Michael F. MiddaughWilmington, DelawareNovember 2009
About the Author
Michael F. Middaugh is associate provost for institutional effectiveness at the University of Delaware. In that capacity, he directs all analytical activity directed at assessing institutional effectiveness at the University. He has been at the University for over twenty years, with prior experience on two campuses of the State University of New York. For the past fifteen years he has directed the Delaware Study of Instructional Costs and Productivity, a national data-sharing consortium of over five hundred four-year colleges and universities. Middaugh is a past president of the Society for College and University Planning as well as a past president of the Association for Institutional Research. He is a commissioner and vice chair of the Middle States Commission on Higher Education, one of six regional accrediting agencies in the United States. He is the author of Understanding Faculty Productivity: Standards and Benchmarks for Colleges and Universities (Jossey-Bass, 2001), as well as numerous book chapters and articles on instructional costs and faculty productivity.
Middaugh holds a bachelor of science degree in biology from Fordham University, a master of arts in liberal studies degree from the State University of New York at Stony Brook, and a doctor of education degree from the State University of New York at Albany.
Chapter 1
The National Context for Assessment
This book's focus is the inextricable linkage between planning and assessment as characteristics of effective colleges and universities in the twenty-first century. Such a linkage has not always been emphasized or valued within higher education. During the period from immediately following World War II through the early to mid-1980s, higher education in the United States led what can only be referred to as a charmed existence. Veterans returning from the War flooded into colleges and universities in the late 1940s and early 1950s, and were followed by their offspring—the so-called post-war baby boom—in the 1960s and 1970s. Public college and university enrollments increased exponentially, and so did governmental support.

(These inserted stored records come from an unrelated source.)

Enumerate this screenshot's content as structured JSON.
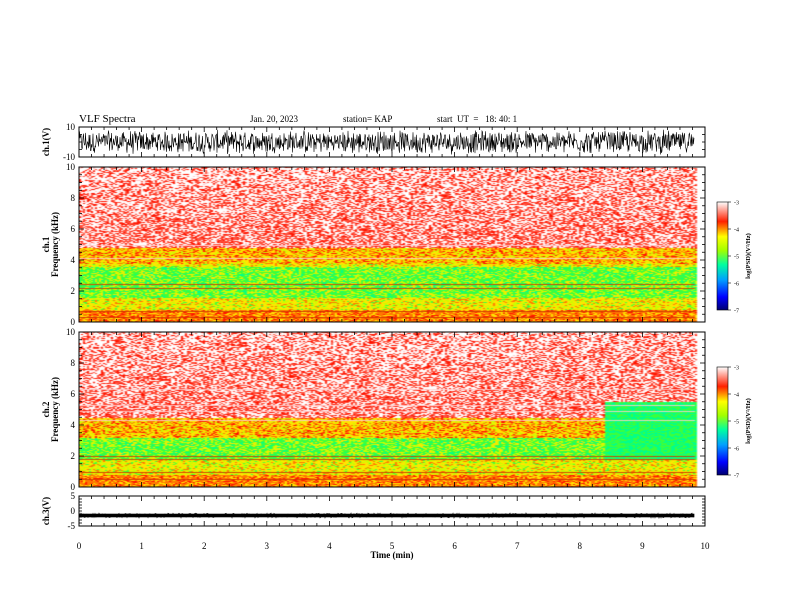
{
  "header": {
    "title": "VLF Spectra",
    "date": "Jan. 20, 2023",
    "station": "station= KAP",
    "start": "start  UT  =   18: 40: 1"
  },
  "chart_data": [
    {
      "type": "line",
      "panel": "ch1-waveform",
      "ylabel": "ch.1(V)",
      "ylim": [
        -10,
        10
      ],
      "yticks": [
        "10",
        "-10"
      ],
      "xlim": [
        0,
        10
      ],
      "data_extent_min": 9.83,
      "description_of_signal": "dense noise band",
      "band_min": -8.5,
      "band_max": 8.5
    },
    {
      "type": "heatmap",
      "panel": "ch1-spectrogram",
      "ylabel": "ch.1\nFrequency  (kHz)",
      "ylim": [
        0,
        10
      ],
      "yticks": [
        "0",
        "2",
        "4",
        "6",
        "8",
        "10"
      ],
      "xlim": [
        0,
        10
      ],
      "colorbar": {
        "label": "log(PSD)(V²/Hz)",
        "range": [
          -7,
          -3
        ],
        "ticks": [
          "-3",
          "-4",
          "-5",
          "-6",
          "-7"
        ]
      },
      "features": {
        "red_above_khz": 4.8,
        "yellow_band_khz": [
          3.8,
          4.8
        ],
        "green_band_khz": [
          1.6,
          3.6
        ],
        "narrowband_lines_khz": [
          0.3,
          0.7,
          2.2,
          2.45,
          4.1,
          5.0
        ]
      }
    },
    {
      "type": "heatmap",
      "panel": "ch2-spectrogram",
      "ylabel": "ch.2\nFrequency  (kHz)",
      "ylim": [
        0,
        10
      ],
      "yticks": [
        "0",
        "2",
        "4",
        "6",
        "8",
        "10"
      ],
      "xlim": [
        0,
        10
      ],
      "colorbar": {
        "label": "log(PSD)(V²/Hz)",
        "range": [
          -7,
          -3
        ],
        "ticks": [
          "-3",
          "-4",
          "-5",
          "-6",
          "-7"
        ]
      },
      "features": {
        "red_above_khz": 4.5,
        "yellow_band_khz": [
          3.2,
          4.5
        ],
        "green_band_khz": [
          1.8,
          3.2
        ],
        "narrowband_lines_khz": [
          0.5,
          1.0,
          1.8,
          2.0,
          4.3,
          4.9,
          5.3,
          6.3
        ]
      }
    },
    {
      "type": "line",
      "panel": "ch3-waveform",
      "ylabel": "ch.3(V)",
      "ylim": [
        -5,
        5
      ],
      "yticks": [
        "5",
        "0",
        "-5"
      ],
      "xlim": [
        0,
        10
      ],
      "xlabel": "Time  (min)",
      "xticks": [
        "0",
        "1",
        "2",
        "3",
        "4",
        "5",
        "6",
        "7",
        "8",
        "9",
        "10"
      ],
      "band_center": -1.5,
      "band_half_width": 0.6
    }
  ]
}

Private colleges and universities shared in the growth as the result of governmentally supported student aid programs. The number of degree programs and disciplines at institutions grew rapidly in response to student demand. This did not require a great deal of careful planning—it was essentially a situation of “build it and they will come.” And as long as graduates were produced in those disciplines with knowledge and skills required by business, industry, and government, there were few questions as to how money was being spent. These were halcyon days for higher education.